A group of researchers at the National Bureau of Economic Research (NBER) have written a working paper entitled “Does Machine Translation Affect International Trade? Evidence from a Large Digital Platform.” The NBER is a private, non-profit organization that performs and disseminates economic research and one of the most influential think tanks on economic policy in the United States.
The paper explains that as one of the most significant technological advances today, artificial intelligence (AI) is poised to impact work, trade, and the economy. However, “empirical evidence documenting concrete economic effects of using AI is largely lacking.” The study is one of the first to examine the material impact machine translation (MT), and AI in general, is having on trade and industry.
The paper by Erik Brynjolfsson, a Professor at MIT’s Sloan School of Management, Xiang Hui, and Meng Liu was published in August 2018. It looks at how eBay’s machine translation engines have affected international trade on the platform. This analysis is used as evidence “of direct causal links between AI adoption and economic activities.”
该文由麻省理工学院斯隆管理学院教授Erik Brynjolfsson以及Xiang Hui和Meng Liu著成，于2018年8月发布。文章研究了eBay（译者注：美国最大的在线商品交易平台之一）的机器翻译引擎对其平台上的国际贸易有何影响。这个分析结果用于论证“人工智能应用和经济活动之间的直接因果联系”。
eBay has developed its own inhouse MT engines (eMT) for multiple language pairings. The study focuses on the English to Spanish eMT, which was introduced in 2014, and looks at its effect on international trade based on US exports.
According to then eBay Staff MT Language Specialist Juan Rowda in an article he wrote for Slator in November 2016, “human translation is not viable” for the company. He said as of that writing, the company had 800 million listings of around 300 words each. “It would take 1,000 translators 5 years to translate only the 60 million listings eligible for Russia,” Rowda said, contextualizing the problem that eMT was meant to solve.
The NBER paper finds that “the introduction of a machine translation system has significantly increased international trade on this platform, increasing exports by 17.5%.” Although, using a number of different control samples, the results vary from a positive change of between 11.8% and 20.9%.
eMT is having more of an impact on products that are differentiated, cheaper, or contain more words in listing titles, and is particularly effective for less experienced buyers, the study also found.
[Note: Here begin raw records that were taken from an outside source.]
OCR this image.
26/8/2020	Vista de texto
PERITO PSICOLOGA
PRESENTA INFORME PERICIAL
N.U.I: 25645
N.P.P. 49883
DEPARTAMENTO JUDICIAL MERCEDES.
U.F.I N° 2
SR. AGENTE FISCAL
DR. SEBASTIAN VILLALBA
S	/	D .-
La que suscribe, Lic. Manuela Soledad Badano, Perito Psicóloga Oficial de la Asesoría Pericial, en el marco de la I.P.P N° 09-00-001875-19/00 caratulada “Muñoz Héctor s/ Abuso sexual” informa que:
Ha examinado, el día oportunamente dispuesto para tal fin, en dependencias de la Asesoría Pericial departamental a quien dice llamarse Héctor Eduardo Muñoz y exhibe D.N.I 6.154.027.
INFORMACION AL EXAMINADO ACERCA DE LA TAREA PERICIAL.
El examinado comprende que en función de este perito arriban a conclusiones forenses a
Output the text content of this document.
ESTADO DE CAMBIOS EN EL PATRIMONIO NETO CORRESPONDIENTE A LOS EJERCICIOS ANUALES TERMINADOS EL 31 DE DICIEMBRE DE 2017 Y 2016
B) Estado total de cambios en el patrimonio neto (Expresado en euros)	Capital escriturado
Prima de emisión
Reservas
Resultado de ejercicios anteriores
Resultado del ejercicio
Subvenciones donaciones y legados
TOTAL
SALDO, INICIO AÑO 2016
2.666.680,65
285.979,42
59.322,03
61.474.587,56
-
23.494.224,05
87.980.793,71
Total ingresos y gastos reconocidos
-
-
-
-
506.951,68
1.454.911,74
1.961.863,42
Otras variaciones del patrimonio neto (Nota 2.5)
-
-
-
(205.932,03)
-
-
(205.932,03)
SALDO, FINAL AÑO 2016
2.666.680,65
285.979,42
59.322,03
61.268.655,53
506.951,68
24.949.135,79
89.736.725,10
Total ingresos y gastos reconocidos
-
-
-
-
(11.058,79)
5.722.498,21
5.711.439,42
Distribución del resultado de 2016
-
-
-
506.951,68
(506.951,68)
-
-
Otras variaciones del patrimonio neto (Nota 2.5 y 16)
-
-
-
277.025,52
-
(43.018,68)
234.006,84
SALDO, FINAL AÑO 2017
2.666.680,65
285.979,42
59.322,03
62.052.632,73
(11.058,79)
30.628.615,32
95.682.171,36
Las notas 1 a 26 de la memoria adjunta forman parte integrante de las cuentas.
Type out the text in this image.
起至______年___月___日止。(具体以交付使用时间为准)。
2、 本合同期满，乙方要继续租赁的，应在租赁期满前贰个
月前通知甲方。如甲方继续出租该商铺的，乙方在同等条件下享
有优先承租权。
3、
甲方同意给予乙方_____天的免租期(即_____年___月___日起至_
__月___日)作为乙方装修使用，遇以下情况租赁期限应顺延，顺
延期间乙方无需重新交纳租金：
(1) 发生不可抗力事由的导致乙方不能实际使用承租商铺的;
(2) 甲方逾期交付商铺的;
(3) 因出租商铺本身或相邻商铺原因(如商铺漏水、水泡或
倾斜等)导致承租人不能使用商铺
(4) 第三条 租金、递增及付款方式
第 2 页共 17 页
Another interesting finding is that consumers seemed to “benefit from eMT more than sellers do […] because consumers gain both from reduced language frictions and also from lower prices.”
The results in the research paper are consistent with other recent research, such as that of Johannes Lohmann in 2011 and Alejandro Molnar in 2013, who, according to the paper, “argue that language barriers may be far more trade-hindering than suggested by previous literature.”
该研究论文中的结论与最近几年其它研究得出的结论一致，比如2011年Johannes Lohmann的研究和2013年Alejandro Molnar的研究，后者在论文中写道“语言障碍对贸易的制约可能比之前文献所述更甚。”
eMT is not used for product categories, adverts, or other fixed areas of the webpages, but is specifically applied to searches. Buyers can search in Spanish, and eMT then enables eBay to match the search query to its listing titles, which are stored in English. From here, the eMT translates and displays the listing titles in Spanish, so the Spanish users only ever need to engage with Spanish content.
eBay’s previous translation solution for searches and item titles relied on Bing Translator, and the proprietary eMT system represents a “moderate quality upgrade”, according to the paper.
The researchers also analyzed the impact of eMT in Europe, based on British and Irish exports to France, Italy and Spain, and concluded that “the rollout of eMT in Europe confirms the finding that machine translation increases exports on eBay.”
Overcoming language barriers is also high on the agenda for Europe’s efforts to create a Digital Single Market with the European Union investing millions into language technologies.
In 2017, Slator covered a EUR 5.8m contract for automated translation and an additional EUR 2.4m tender for extending the automated translation platform’s services and connecting it with other cross-border and pan-European initiatives.
This year, the Human Language Project by the German Research Center for Artificial Intelligence (DFKI) is rallying support for a 10-year project worth EUR1bn, while around EUR5m in grant funding has been allocated for low resource language data and MT implementation.
In the NEBR paper’s conclusion, the authors note that MT “has made the world significantly smaller and more connected.”
Back to eBay. NEBR also found that MT afforded eBay a reduction in translation-related search costs, owing to improved translation quality, which increased search matching accuracy and the quality of titles of listings.
Compared to other potential applications of machine learning technology such as self-driving cars for example, the NEBR researchers say machine translation is relatively easier to implement. For this reason, its potential for fueling a rapid increase in trade is particularly significant.
The potential is even more pronounced given the sheer scale of ecommerce platforms such as eBay, which the paper notes “mediated more than 14 billion dollars of global trade among more than 200 countries in 2014.”
MT-powered commerce is certainly an interesting subject for companies like Amazon, whose research have prominently featured neural MT and adjacent technologies.